L’appelante n’a pas suffisamment essayé de trouver un emploi convenable et de le garder

[60] S’il est réaliste qu’elle travaille, l’appelante doit montrer qu’elle a essayé de trouver et de garder un emploi convenable. Elle doit aussi montrer que ses efforts ont échoué à cause de sa santéNote de bas de page 25. Une personne fait des efforts pour trouver et garder un emploi si, par exemple, elle suit une nouvelle formation ou cherche un emploi adapté à ses limitations fonctionnellesNote de bas de page 26.

[61] L’appelante n’a pas essayé de travailler. Elle a également essayé une formation en ligne pendant seulement deux soirs en mars 2020. Elle n’a pas essayé de se recycler depuis.

[62] Elle a dit qu’en 2020, lorsqu’elle a essayé de suivre le cours en ligne, elle ne pouvait pas être à l’écran pendant les trois heures requises. La personne qui donnait le cours a dit qu’elle n’était pas obligée de le faire. Elle a donc essayé pendant deux soirs. Elle a dit qu’elle ressentait tellement d’inconfort qu’elle ne pouvait pas se concentrer.

[63] Cependant, son état s’est amélioré depuis grâce aux injections. Même avant, en 2021, elle a déclaré être capable de s’asseoir et de se tenir debout pendant deux heures. De plus, ses médecins ont dit qu’elle devrait se recycler pour un travail convenable.
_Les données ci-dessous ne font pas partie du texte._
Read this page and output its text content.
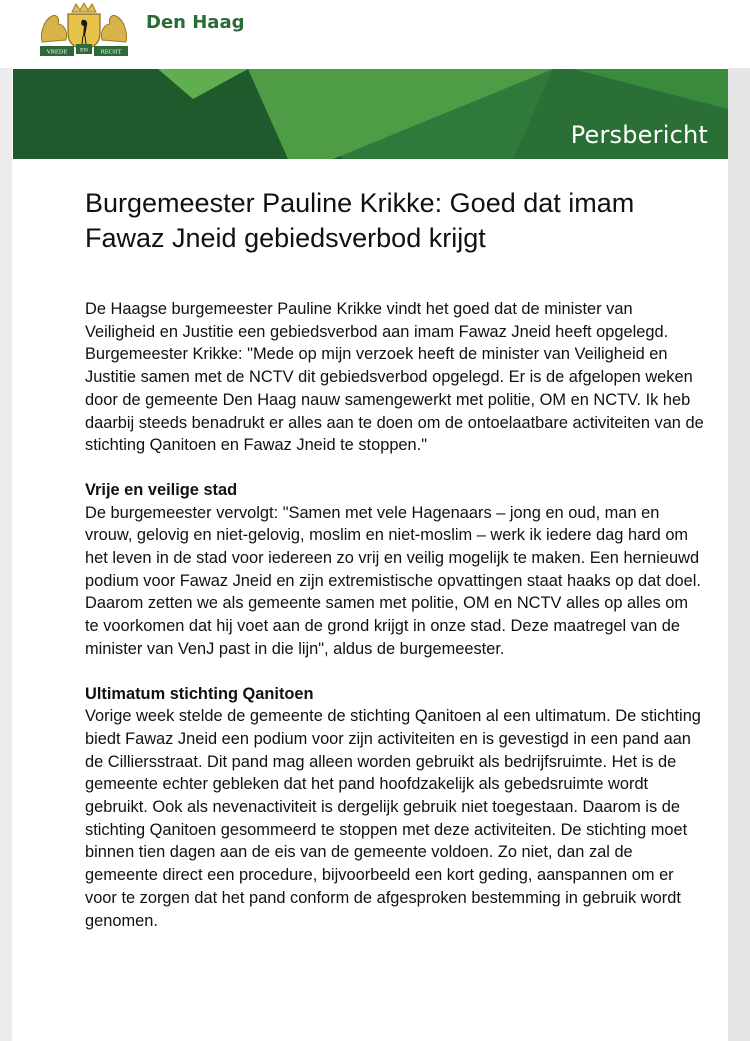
VREDE	EN RECHT
Den Haag
Persbericht
Burgemeester Pauline Krikke: Goed dat imam Fawaz Jneid gebiedsverbod krijgt

De Haagse burgemeester Pauline Krikke vindt het goed dat de minister van Veiligheid en Justitie een gebiedsverbod aan imam Fawaz Jneid heeft opgelegd. Burgemeester Krikke: "Mede op mijn verzoek heeft de minister van Veiligheid en Justitie samen met de NCTV dit gebiedsverbod opgelegd. Er is de afgelopen weken door de gemeente Den Haag nauw samengewerkt met politie, OM en NCTV. Ik heb daarbij steeds benadrukt er alles aan te doen om de ontoelaatbare activiteiten van de stichting Qanitoen en Fawaz Jneid te stoppen."

Vrije en veilige stad

De burgemeester vervolgt: "Samen met vele Hagenaars – jong en oud, man en vrouw, gelovig en niet-gelovig, moslim en niet-moslim – werk ik iedere dag hard om het leven in de stad voor iedereen zo vrij en veilig mogelijk te maken. Een hernieuwd podium voor Fawaz Jneid en zijn extremistische opvattingen staat haaks op dat doel. Daarom zetten we als gemeente samen met politie, OM en NCTV alles op alles om te voorkomen dat hij voet aan de grond krijgt in onze stad. Deze maatregel van de minister van VenJ past in die lijn", aldus de burgemeester.

Ultimatum stichting Qanitoen

Vorige week stelde de gemeente de stichting Qanitoen al een ultimatum. De stichting biedt Fawaz Jneid een podium voor zijn activiteiten en is gevestigd in een pand aan de Cilliersstraat. Dit pand mag alleen worden gebruikt als bedrijfsruimte. Het is de gemeente echter gebleken dat het pand hoofdzakelijk als gebedsruimte wordt gebruikt. Ook als nevenactiviteit is dergelijk gebruik niet toegestaan. Daarom is de stichting Qanitoen gesommeerd te stoppen met deze activiteiten. De stichting moet binnen tien dagen aan de eis van de gemeente voldoen. Zo niet, dan zal de gemeente direct een procedure, bijvoorbeeld een kort geding, aanspannen om er voor te zorgen dat het pand conform de afgesproken bestemming in gebruik wordt genomen.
[64] Je l’ai interrogée au sujet du recyclage maintenant et elle a dit qu’en raison de sa jambe tellement enflée et de l’inconfort qu’elle éprouve, elle ne sait pas trop comment cela se passerait. Elle a également mentionné la douleur à sa hanche droite, mais celle-ci a commencé seulement après sa PMA.

[65] J’estime qu’avoir essayé de suivre un cours pendant deux soirs il y a près de quatre ans et n’avoir essayé rien d’autre depuis n’est pas suffisant pour satisfaire au critère relatif à essayer de trouver un emploi convenable et de le garder. D’autant plus que ses médecins ont dit qu’elle devrait trouver un emploi convenable ou se recycler pour un travail convenable.
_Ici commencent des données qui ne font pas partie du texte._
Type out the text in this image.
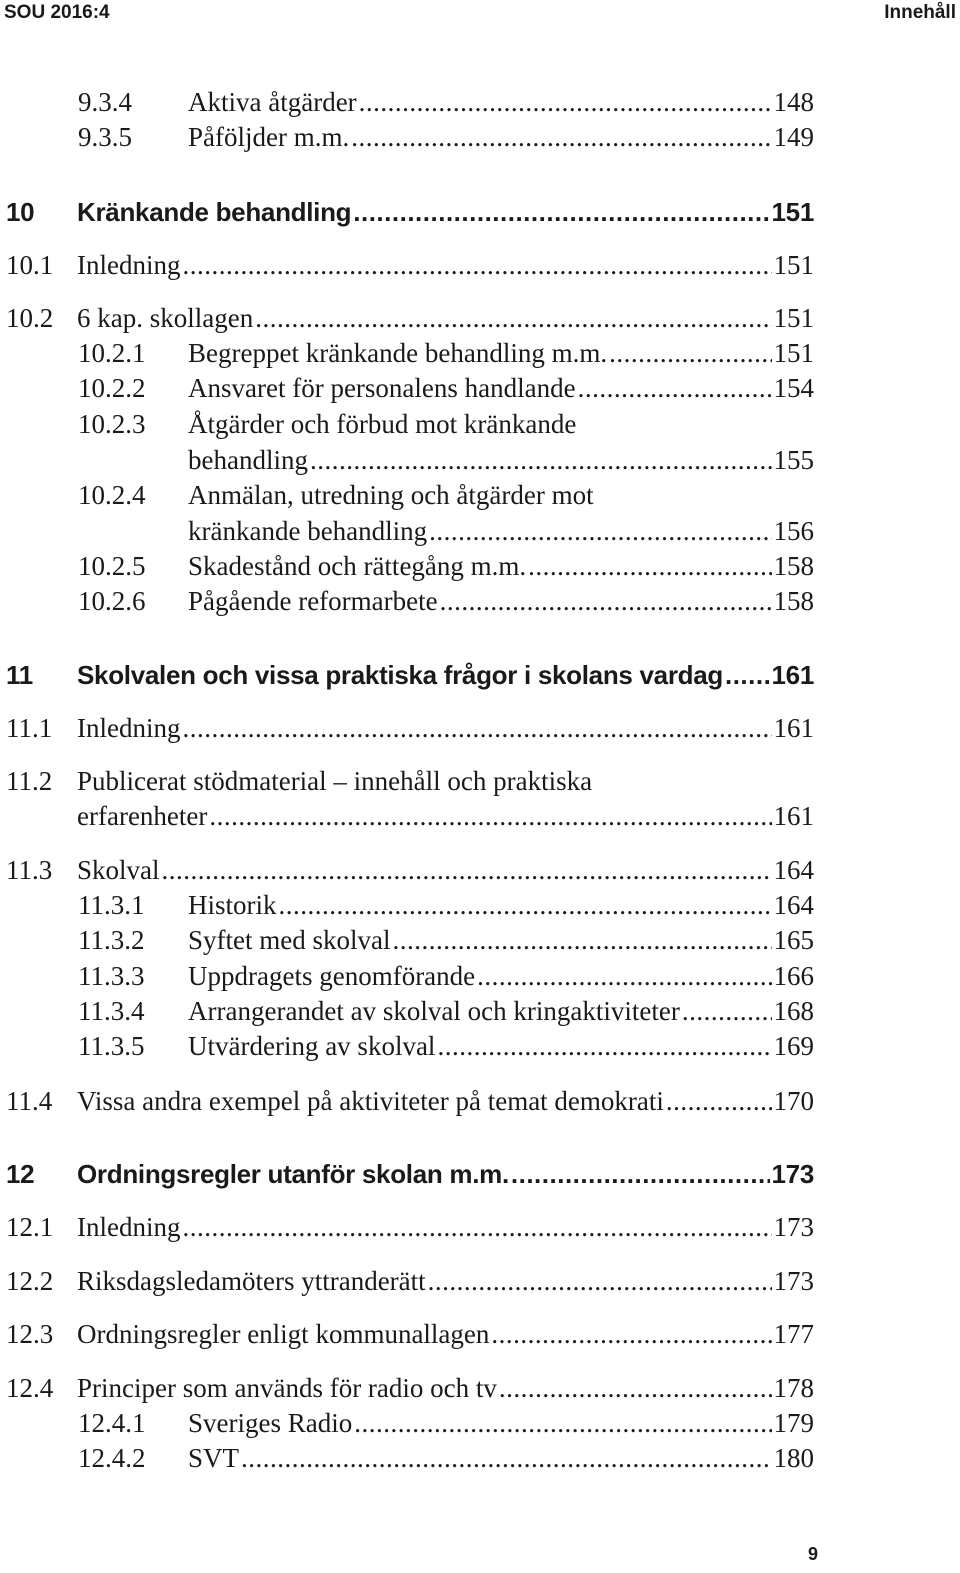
SOU 2016:4	Innehåll
9.3.4 Aktiva åtgärder .....	148
9.3.5 Påföljder m.m. .....	149
10 Kränkande behandling .....	151
10.1 Inledning .....	151
10.2 6 kap. skollagen .....	151
10.2.1 Begreppet kränkande behandling m.m. .....	151
10.2.2 Ansvaret för personalens handlande .....	154
10.2.3 Åtgärder och förbud mot kränkande
behandling .....	155
10.2.4 Anmälan, utredning och åtgärder mot
kränkande behandling .....	156
10.2.5 Skadestånd och rättegång m.m. .....	158
10.2.6 Pågående reformarbete .....	158
11 Skolvalen och vissa praktiska frågor i skolans vardag ..... 161
11.1 Inledning .....	161
11.2 Publicerat stödmaterial – innehåll och praktiska
erfarenheter .....	161
11.3 Skolval .....	164
11.3.1 Historik .....	164
11.3.2 Syftet med skolval .....	165
11.3.3 Uppdragets genomförande .....	166
11.3.4 Arrangerandet av skolval och kringaktiviteter .....	168
11.3.5 Utvärdering av skolval .....	169
11.4 Vissa andra exempel på aktiviteter på temat demokrati .....	170
12 Ordningsregler utanför skolan m.m. .....	173
12.1 Inledning .....	173
12.2 Riksdagsledamöters yttranderätt .....	173
12.3 Ordningsregler enligt kommunallagen .....	177
12.4 Principer som används för radio och tv .....	178
12.4.1 Sveriges Radio .....	179
12.4.2 SVT .....	180
9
[66] Il n’est pas nécessaire qu’elle soit sans douleur pour pouvoir faire un quelconque travail ou se recycler. Elle peut aussi élever sa jambe pour atténuer l’enflure.

[67] Comme elle n’a pas essayé de travailler ni de se recycler, sauf pendant deux soirs il y a quatre ans, elle ne sait pas si elle peut le faire. Ainsi, je ne sais pas non plus si elle peut le faire. Elle pourrait très bien être capable de faire un travail assis, même si ce n’est qu’à temps partiel. Elle pourrait aussi être en mesure de se recycler.

[68] Comme elle n’a pas vraiment essayé, je ne peux pas conclure qu’elle était atteinte d’une invalidité grave en date du 31 décembre 2021.

Conclusion

[69] Je conclus que l’appelante n’était pas atteinte d’une invalidité grave et qu’elle n’est donc pas admissible à une pension d’invalidité du RPC. Étant donné que l’invalidité doit obligatoirement être grave et prolongée, il ne sert à rien de décider si son invalidité est prolongée.

[70] Par conséquent, l’appel est rejeté.